Gesundheitsminister Spahn

Corona-Testpflicht für Rückkehrer aus Risikogebieten ab Samstag


Ordnet Testpflicht für Rückkehrer aus Risikogebieten ab Samstag an: Jens Spahn (CDU), Bundesminister für Gesundheit.

Ordnet Testpflicht für Rückkehrer aus Risikogebieten ab Samstag an: Jens Spahn (CDU), Bundesminister für Gesundheit.

Von mit Material der dpa

Urlauber aus Corona-Risikogebieten müssen sich ab diesem Samstag bei der Rückkehr nach Deutschland auf das Virus testen lassen - außer, sie haben schon ein frisches negatives Ergebnis dabei.
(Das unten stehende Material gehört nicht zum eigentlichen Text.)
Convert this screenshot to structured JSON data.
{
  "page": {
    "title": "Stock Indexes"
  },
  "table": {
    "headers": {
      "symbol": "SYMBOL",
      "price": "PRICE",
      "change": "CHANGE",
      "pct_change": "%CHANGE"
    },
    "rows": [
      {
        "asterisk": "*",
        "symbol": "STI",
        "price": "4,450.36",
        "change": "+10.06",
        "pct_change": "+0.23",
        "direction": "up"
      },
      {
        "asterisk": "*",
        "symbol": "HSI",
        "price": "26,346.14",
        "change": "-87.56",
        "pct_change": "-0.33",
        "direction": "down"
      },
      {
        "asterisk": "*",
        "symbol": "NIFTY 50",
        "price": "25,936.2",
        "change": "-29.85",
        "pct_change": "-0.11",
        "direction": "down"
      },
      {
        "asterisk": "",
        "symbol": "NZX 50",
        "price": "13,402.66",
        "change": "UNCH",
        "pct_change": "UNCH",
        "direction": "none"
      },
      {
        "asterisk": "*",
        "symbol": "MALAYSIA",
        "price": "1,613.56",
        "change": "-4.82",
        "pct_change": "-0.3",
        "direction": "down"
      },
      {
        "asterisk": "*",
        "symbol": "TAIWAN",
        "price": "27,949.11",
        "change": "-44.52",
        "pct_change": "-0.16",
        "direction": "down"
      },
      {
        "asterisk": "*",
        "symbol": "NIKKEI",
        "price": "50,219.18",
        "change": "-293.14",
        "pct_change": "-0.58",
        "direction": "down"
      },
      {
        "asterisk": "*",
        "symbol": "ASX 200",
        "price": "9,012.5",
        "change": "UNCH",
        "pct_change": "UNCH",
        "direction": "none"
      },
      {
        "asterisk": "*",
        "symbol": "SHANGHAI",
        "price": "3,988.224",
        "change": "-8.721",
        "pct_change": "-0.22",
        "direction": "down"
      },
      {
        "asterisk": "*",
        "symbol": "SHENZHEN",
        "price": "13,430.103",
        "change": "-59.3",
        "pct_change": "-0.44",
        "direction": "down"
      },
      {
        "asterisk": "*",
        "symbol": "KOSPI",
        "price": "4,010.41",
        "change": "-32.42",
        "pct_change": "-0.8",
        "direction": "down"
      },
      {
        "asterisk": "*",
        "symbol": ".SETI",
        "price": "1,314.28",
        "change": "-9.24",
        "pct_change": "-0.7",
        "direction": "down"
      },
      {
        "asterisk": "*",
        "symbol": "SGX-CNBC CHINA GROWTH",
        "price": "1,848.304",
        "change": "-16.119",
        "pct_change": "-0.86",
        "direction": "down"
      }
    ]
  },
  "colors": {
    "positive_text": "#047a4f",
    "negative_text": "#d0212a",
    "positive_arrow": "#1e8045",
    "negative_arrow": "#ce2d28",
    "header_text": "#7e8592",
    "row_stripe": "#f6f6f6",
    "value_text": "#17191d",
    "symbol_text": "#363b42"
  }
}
Mit den kostenlosen Pflichttests gehe man bei Heimkehrern aus Gebieten mit vielen Infizierten "auf Nummer sicher", sagte Gesundheitsminister Jens Spahn (CDU). Test-Verweigerern sollen Bußgelder drohen. Freiwillig können sich bereits seit vergangenem Samstag alle Einreisenden kostenlos testen lassen.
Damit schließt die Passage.